At the annual conference of EPRA, the European Public Real Estate Association, held in Berlin on 9 September, Tim Leckie, real estate analyst at J.P. Morgan Chase & Co, told delegates that investors in European listed property companies will benefit from around two years of low interest rates, broadening rental growth and rising asset values.
“Rental growth is spreading to Germany, Spain and Ireland after appearing first in the United Kingdom,” Leckie said, “and this is very positive for the NAVs of listed property companies. The summer’s turmoil in financial markets has probably pushed back the lift-off point for interest rates or flattened the speed at which they will rise. This means that for the next 24 months or so we will have a continuation of the positive environment for the property industry: broadening rental growth and rising property values against a backdrop of historically low interest rates.”
Research carried out by Leckie and fellow J.P. Morgan analyst Neil Green suggests that the slide of global stock markets in August presented an attractive opportunity to buy listed real estate stocks to capture this rental growth and the appreciation in property values. The United Kingdom offers the best prospects in Europe, with the IPD All Property Index showing that rents have risen by 1.2 percent since March.
The fastest rental growth in Europe is in London, where the cost of occupying offices in the City of London or the West End has risen by 44 percent and 34 percent, respectively, since Q1 2009. Office markets in Europe’s other major cities have fallen or grown by no more than 5 percent in the same period, Leckie said. The pipeline of new developments in the City of London office market will probably lead to rental growth turning negative from 2018, Leckie warned, due to oversupply.

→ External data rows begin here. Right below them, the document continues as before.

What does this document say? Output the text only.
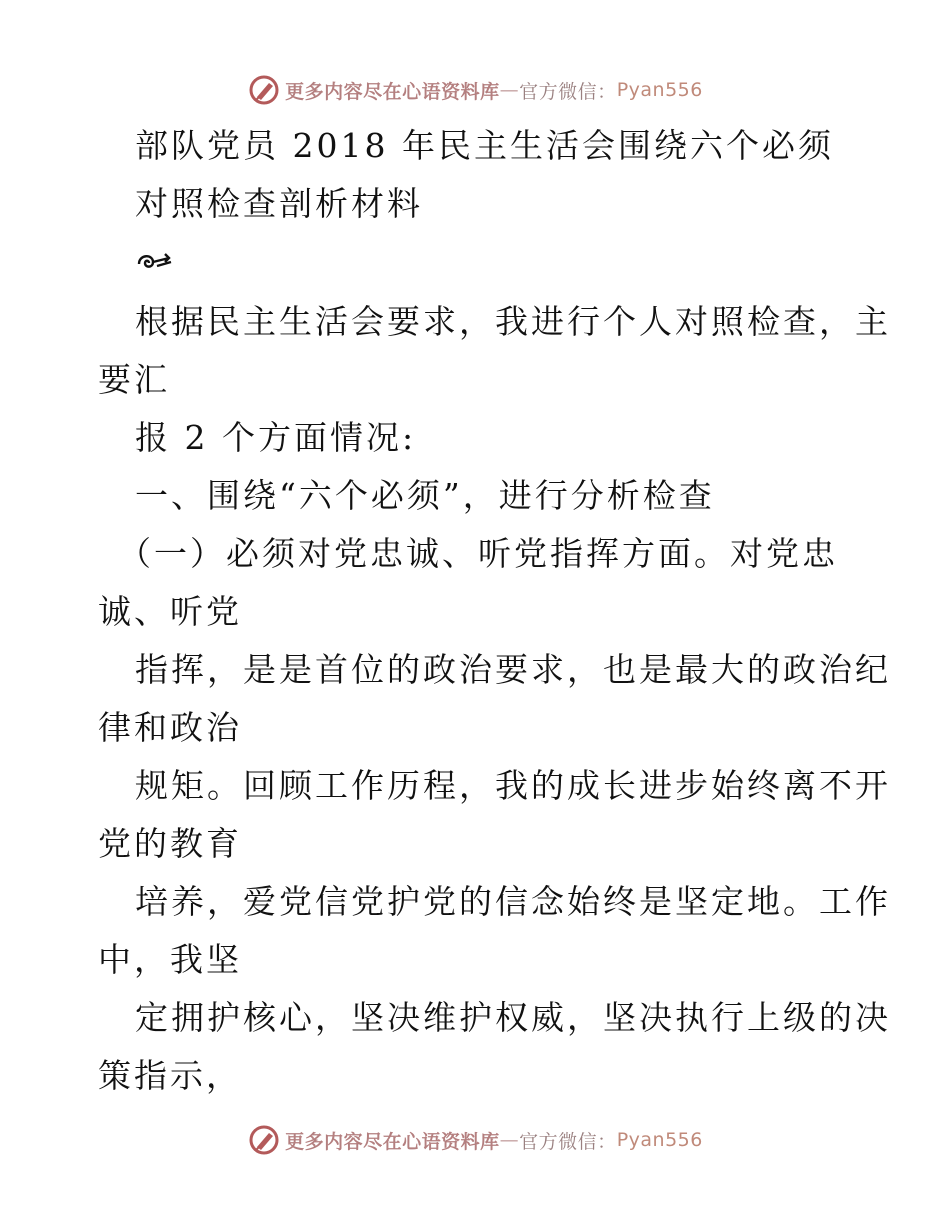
更多内容尽在心语资料库 — 官方微信： Pyan556
部队党员 2018 年民主生活会围绕六个必须
对照检查剖析材料
根据民主生活会要求，我进行个人对照检查，主
要汇
报 2 个方面情况:
一、围绕“六个必须”，进行分析检查
（一）必须对党忠诚、听党指挥方面。对党忠
诚、听党
指挥，是是首位的政治要求，也是最大的政治纪
律和政治
规矩。回顾工作历程，我的成长进步始终离不开
党的教育
培养，爱党信党护党的信念始终是坚定地。工作
中，我坚
定拥护核心，坚决维护权威，坚决执行上级的决
策指示，
更多内容尽在心语资料库 — 官方微信： Pyan556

In continental Europe, rental growth is concentrated mainly in the German, Spanish and Irish markets. Leckie suggested that supply constraints and falling vacancy rates will lead to higher office rents in Frankfurt; German residential assets are increasing rents by 2–3 percent per year; and shopping centre rents in Europe’s largest economy will strengthen as a result of higher retail sales following on from low unemployment, consumer confidence and low inflation. The recovery in the Irish economy, falling vacancies and supply constraints mean that the Dublin office market can expect annual rental growth of 12 percent, while similar characteristics will start to feed through into 10 percent annual growth in rents in Madrid from next year.
“The benign interest rate outlook,” Leckie added, “means that, with property yields still at a significant premium to benchmark interest rates, there is still scope for capital appreciation for real estate assets across Europe. This is particularly the case when there is rental growth to support these higher values. These conditions underpin why we see good value in Europe’s listed property sector, offering a potential 16 percent upside to investors.”